After a gap of several unremarkable months, Nanga Fakir returned to the world of anime-watching and boy was it a grand homecoming of sorts!
WataMote (or the longer, original title: No Matter How I Look at It, It’s You Guys' Fault I’m Not Popular!) is a terrific, brilliant cringe-comedy that manages to both tickle and unsettle at the same time - the mark of genuine greatness.
Imagine a gender-swapped Osamu Dazai as he would've been as a middle/high school otaku in modern Tokyo. Our heroine, Tomoko Kuroki is a diffident, nondescript loner whose crippling social anxieties make it impossible for her to communicate with fellow classmates - so much so that she hasn't spoken to, much less made friends with, any of her classmates in school. Her models of how to interact with humans come from her vast, formidable knowledge of anime and manga; and her heavy experience with otome games (dating simulations). However, all her attempts at becoming popular (or more accurately, becoming noticed) in school are thwarted by her inability to channel outwards, her inner, surprisingly loquacious monologue. Episode after episode, we see her try and fail - in a way that is funny and yet somewhat dark. The series is not just good - it's too good - it zeroes in on some very uncomfortable truths and rekindles memories best forgotten.
Which brings Nanga Fakir to say a few words about why the series hits home - it's about Ghongha Basant - his childhood, adolescence, youth (or lack thereof).

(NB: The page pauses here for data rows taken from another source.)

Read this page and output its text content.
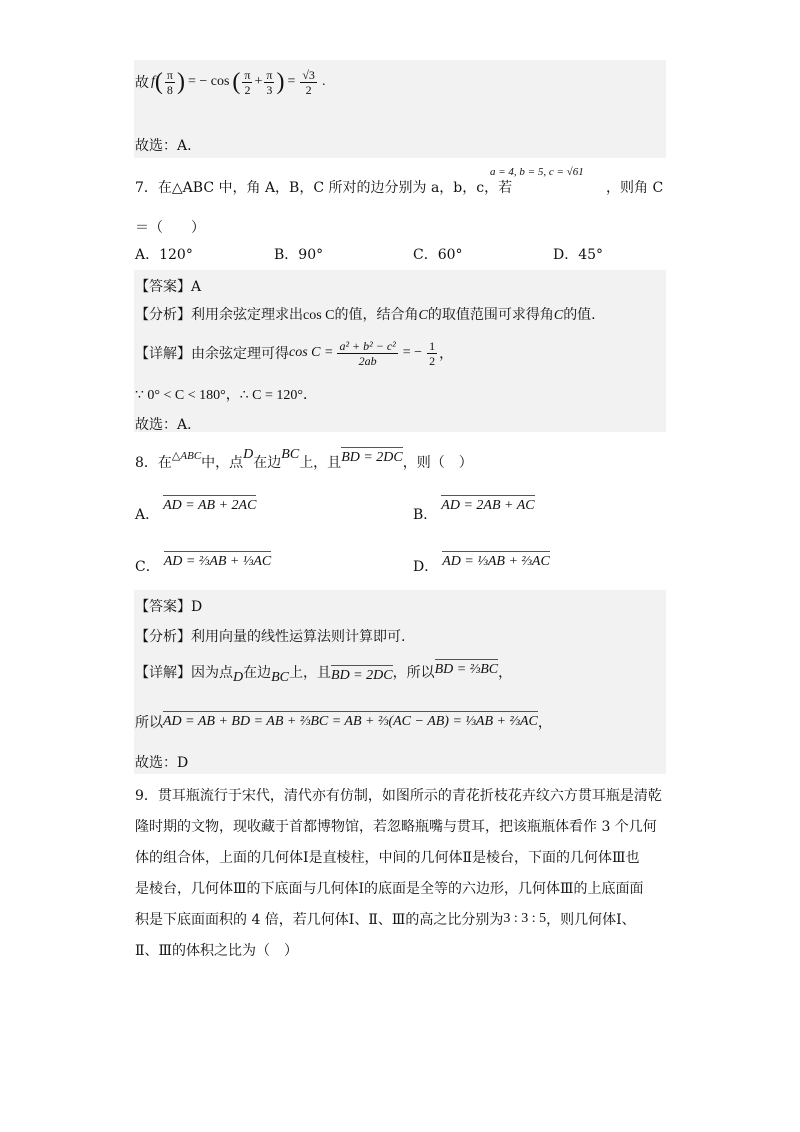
故 f ( $\frac{\pi}{8}$ ) = − cos ( $\frac{\pi}{2} + \frac{\pi}{3}$ ) = $\frac{√3}{2}$ .
故选：A.
7．在△ABC 中，角 A，B，C 所对的边分别为 a，b，c，若
a = 4, b = 5, c = √61
，则角 C
＝（　　）
A．120°	B．90°	C．60°	D．45°
【答案】A
【分析】利用余弦定理求出cos C的值，结合角C的取值范围可求得角C的值.
【详解】由余弦定理可得 $\cos C = \frac{\text{a² + b² − c²}}{2ab}$ = − $\frac{1}{2}$ ，
∵ 0° < C < 180°，∴ C = 120°．
故选：A．
8．在 △ABC 中，点
D
在边
BC
上，且 BD = 2DC ，则（　）
A．AD = AB + 2AC
B．AD = 2AB + AC
C． AD = ⅔AB + ⅓AC	D． AD = ⅓AB + ⅔AC
【答案】D
【分析】利用向量的线性运算法则计算即可.
【详解】因为点 D 在边 BC 上，且 BD = 2DC ，所以 BD = ⅔BC ，
所以 AD = AB + BD = AB + ⅔BC = AB + ⅔(AC − AB) = ⅓AB + ⅔AC ，
故选：D
9．贯耳瓶流行于宋代，清代亦有仿制，如图所示的青花折枝花卉纹六方贯耳瓶是清乾
隆时期的文物，现收藏于首都博物馆，若忽略瓶嘴与贯耳，把该瓶瓶体看作 3 个几何
体的组合体，上面的几何体Ⅰ是直棱柱，中间的几何体Ⅱ是棱台，下面的几何体Ⅲ也
是棱台，几何体Ⅲ的下底面与几何体Ⅰ的底面是全等的六边形，几何体Ⅲ的上底面面
积是下底面面积的 4 倍，若几何体Ⅰ、Ⅱ、Ⅲ的高之比分别为3 : 3 : 5，则几何体Ⅰ、
Ⅱ、Ⅲ的体积之比为（　）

Those of you who know NF, know also that his best friend is Ghongha Basant and his misadventures with humans in general, and women in particular, sometimes find their barely fictionalized tellings in NF's blogposts. Watching Tomoko's travails released, during a marathon empathy session, demons better off sealed - much like the dreaded Saamri in Ramsay brothers' low budget horror films of the '80s (cf. Purana Mandir and Saamri). Much like Tomoko, Ghongha's childhood was sad and lonely, crippled as he's always been by anxiety, self doubt and debilitating loneliness. The intense peer pressure of being successful and popular didn't help matters much either. Much like Tomoko, reality continued to interrupt GB's life. Much like Tomoko's, GB's attempts at connecting with real, flesh-and-blood humans failed miserably, as (he would icily note one day) they didn't seem to conform to Dostoyevskian archetypes, nor shared their characteristic existential ennui and general weltschmerz.
GB's stint in college would prove just as isolationary. For Ghongha Basant, Tomoko chan's attempts at being noticed by the opposite sex brought back painful, sad memories of women who were unapproachable and loneliness that was complete; and while Tomoko, being a modern day otaku, could express her fantasies in a wide variety of otome games, NF would rather not speculate as to the particular nature of the otome games Ghongha Basant indulged in. Being the classic country bumpkin from the mofussil, he thought he could blend in with his elite classmates in college by pretending to read Kafka, listening to Pink Floyd or by watching Tarantino (imagine his shock when he was made known that ACDC had nothing to do with Electrical Engineering); when his heart, in fact, beat fast only for the uncool Bollywood - that too, of an era bygone - landlocked in times far more innocent, simple and artless. To this day, NF's heart goes out to GB, who struggles still, to navigate the vast expanse of emptiness that lays ahead of him - much like Tomoko's interminable-yet-transient summer vacation - captured so exquisitely in WataMote.
That sad misfit - that clueless loner - that Ghongha Basant! Tomoko Kuroki is but his fraternal twin.
And yes, everyone else who's seen it is correct - Tomoko's voice actress is beyond brilliant - in fact, so impressive was her performance that NF was compelled to notice (before this series, NF had never paid attention to this dimension in animes). Also, the visual stylization was extremely impressive as well - so much so that sometimes NF was reminded of Sayonara... - that benchmark for the simple-yet-stylish visual aesthetics in anime production.
If the prospect of unleashing the demons of a battered, unhappy childhood don't bother you so much - go ahead and watch!